Chipotle stores could reach digital $1M AUV in 2020: 3Q earnings report
As digital sales triple, comp sales increase by 8.3 percent despite lapping tough quarter
Chipotle Mexican Grill once again produced impressive third-quarter sales results, with comp(arable) sales increasing 8.3 percent. Total revenue jumped 14.1 percent compared to last year and resulted in $1,601.4M on the top line. Amid a health crisis that for many has correlated convenience with safety, digital sales increased 202.5 percent to $776.4M. Chipotle executives expect digital sales to reach $2.5B this year, putting average unit volume of store-level digital sales at the $1M mark.
What’s more, 48.8 percent of sales came from the digital channel (app, online ordering & third-party app) during the quarter. The Newport Beach, Calif.-based fast-casual chain increased its store count by 44, including 26 Chipotlane stores, its order ahead drive-thru-equipped restaurants. Compared to non-drive-thru stores, Chipotlanes typically outperform by 10 percent of sales. And delivery mix, which is less profitable, is reduced.
Diluted earnings per share totaled $2.82 in 3Q, an 18.7-percent decrease from the $3.47 posted last year. The $2.82 is net of a $0.94 after-tax impact from expenses related to certain legal proceedings, restaurant asset impairment and closure costs, as well as corporate restructuring and other adjustments, according to an announcement. Chipotle’s adjusted diluted earnings per share decreased 1.6 percent from last year with those one-time expenses factored out.
Year-to-date revenue increased 5.6 percent to $4,376.9M. Net income decreased 49.9 percent to $164.8M. YTD operating income totaled $173.8M, a 40.7 drop from 2019, mainly due to higher operating costs and impairment charges related to the coronavirus. Adjusted diluted earnings per share dropped to $5.81, compared to last year’s $9.83.

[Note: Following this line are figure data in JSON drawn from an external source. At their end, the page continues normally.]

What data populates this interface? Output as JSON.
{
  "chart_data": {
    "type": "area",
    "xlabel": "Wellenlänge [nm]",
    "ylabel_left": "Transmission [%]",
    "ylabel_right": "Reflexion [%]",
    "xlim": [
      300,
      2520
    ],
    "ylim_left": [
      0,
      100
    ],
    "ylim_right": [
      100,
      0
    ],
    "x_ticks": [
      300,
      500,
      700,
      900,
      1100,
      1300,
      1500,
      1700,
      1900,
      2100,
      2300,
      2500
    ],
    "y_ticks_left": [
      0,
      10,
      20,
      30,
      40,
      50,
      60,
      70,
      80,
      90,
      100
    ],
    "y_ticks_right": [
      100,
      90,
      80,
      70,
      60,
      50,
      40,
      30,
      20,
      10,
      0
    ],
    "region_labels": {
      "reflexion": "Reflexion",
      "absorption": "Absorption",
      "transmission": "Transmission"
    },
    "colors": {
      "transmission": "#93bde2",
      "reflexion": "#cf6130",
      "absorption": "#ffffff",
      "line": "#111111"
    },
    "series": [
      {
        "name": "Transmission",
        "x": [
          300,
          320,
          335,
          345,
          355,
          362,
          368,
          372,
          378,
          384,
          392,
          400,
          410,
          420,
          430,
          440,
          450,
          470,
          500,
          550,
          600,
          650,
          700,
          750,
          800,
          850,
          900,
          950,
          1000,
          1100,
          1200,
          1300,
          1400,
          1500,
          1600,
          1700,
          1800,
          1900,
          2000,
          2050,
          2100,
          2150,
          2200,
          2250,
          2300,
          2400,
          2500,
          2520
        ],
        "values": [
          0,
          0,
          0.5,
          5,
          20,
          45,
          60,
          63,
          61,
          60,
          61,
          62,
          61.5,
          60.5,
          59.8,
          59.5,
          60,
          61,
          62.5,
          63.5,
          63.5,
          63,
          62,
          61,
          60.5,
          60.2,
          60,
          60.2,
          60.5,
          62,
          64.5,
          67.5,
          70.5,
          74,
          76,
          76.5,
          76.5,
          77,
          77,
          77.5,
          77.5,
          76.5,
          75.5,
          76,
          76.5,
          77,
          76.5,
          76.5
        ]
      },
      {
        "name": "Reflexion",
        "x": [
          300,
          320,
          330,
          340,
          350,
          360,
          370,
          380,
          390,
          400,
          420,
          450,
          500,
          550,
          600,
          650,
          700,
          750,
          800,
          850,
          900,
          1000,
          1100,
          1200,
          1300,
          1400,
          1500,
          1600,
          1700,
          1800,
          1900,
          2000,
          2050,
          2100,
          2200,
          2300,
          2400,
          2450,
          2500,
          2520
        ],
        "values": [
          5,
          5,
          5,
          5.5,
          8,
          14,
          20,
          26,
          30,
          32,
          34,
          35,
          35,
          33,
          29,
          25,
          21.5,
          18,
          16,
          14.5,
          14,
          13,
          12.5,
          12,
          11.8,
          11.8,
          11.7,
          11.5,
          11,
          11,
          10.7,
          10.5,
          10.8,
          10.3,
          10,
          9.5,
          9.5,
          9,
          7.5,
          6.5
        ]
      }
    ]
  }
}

Engaging customers, Carne Asada, resilient sales
Chipotle increased its loyalty members to 17M, providing a significant base of customers it has for captive marketing and targeting. Executives assert that the chain finds itself at the beginning of utilizing Chipotle Rewards as a sales funnel.
“Look, I think, the good news is we’re starting to get a lot of leverage out of that 17 million database,” said Brian Niccol, Chipotle chief executive on an earnings conference call. “And obviously, it’s served us very well, especially during kind of the environment where more traditional marketing channels probably haven’t had the viewership that they’ve had in the past.”
Thanks to its Carne Asada promotion, new customers are trying the product and moving on to try other menu items. This year’s promotion is lapping the same limited-time offer carried out last year. Menu price increases and menu-price testing have certainly benefited the top line. However, during last year’s quarter, comp sales increased 13.4 percent so this year’s 3Q comp sales of 8.3 percent is even more impressive.
Delivery pain points
With the popularity of delivery, delivery-related costs have also gone up. Chipotle has been absorbing some delivery costs on the white label side (orders power by the Chipotle app). For example, a reduced delivery fee of $1, represents a 67% decrease on the pre-COVID delivery fee of $3. Price tests include raising menu prices 7 percent, 13 percent, to as high as 17 percent. Since the $2 reduction in delivery fee represents a double-digit percentage reduction against the order total, the effective menu price impact felt by the consumers amounts to only 2- to 3-percentage points, suggested Niccol.
The Mexican-style chain will also experiment with price increases on third-party apps, even though third-party pricing is higher. Delivery, whether run on the Chipotle app or by third-party app providers bears a significant cost. Chipotle is at a crossroads in determining whether all of these costs can be borne by the customer or are a cost of doing business.
Thankfully, slightly more than half of digital sales are for order-ahead pickup, which are much more profitable. The increase of Chipotlanes, which produce an increased sales volume and a lower mix of delivery orders is part of the equation that will have an impact on how digital continues to impact Chipotle’s margins. And the share of Chipotlanes versus traditional store openings is slated to increase from 60 percent to 70 percent in the near future.
Food and beverage costs during the third quarter improved by 90 basis points to 32.3 percent of sales, compared to last year’s same quarter. The fast casual reported that in addition to the menu price increases, lower avocado costs and decreased salsa usage and waste helped. However, they were offset by higher COVID-related expenses, higher beef costs, an increased use of steak, and fewer sales of higher-margin beverages.
Last year, Chipotle reported a 20.8 percent resaurant-level operating margin; this year, that dropped to 19.5 percent of sales. Higher COVID expenses (about 100 basis points alone), and the aforementioned food-related cost impacts are a big reason for the erosion. In addition, the delivery costs that have come with the higher digital sales are impacting the other operating expenses line.
This article uses data from a Chipotle third-quarter earnings call and a script provided by Seeking Alpha.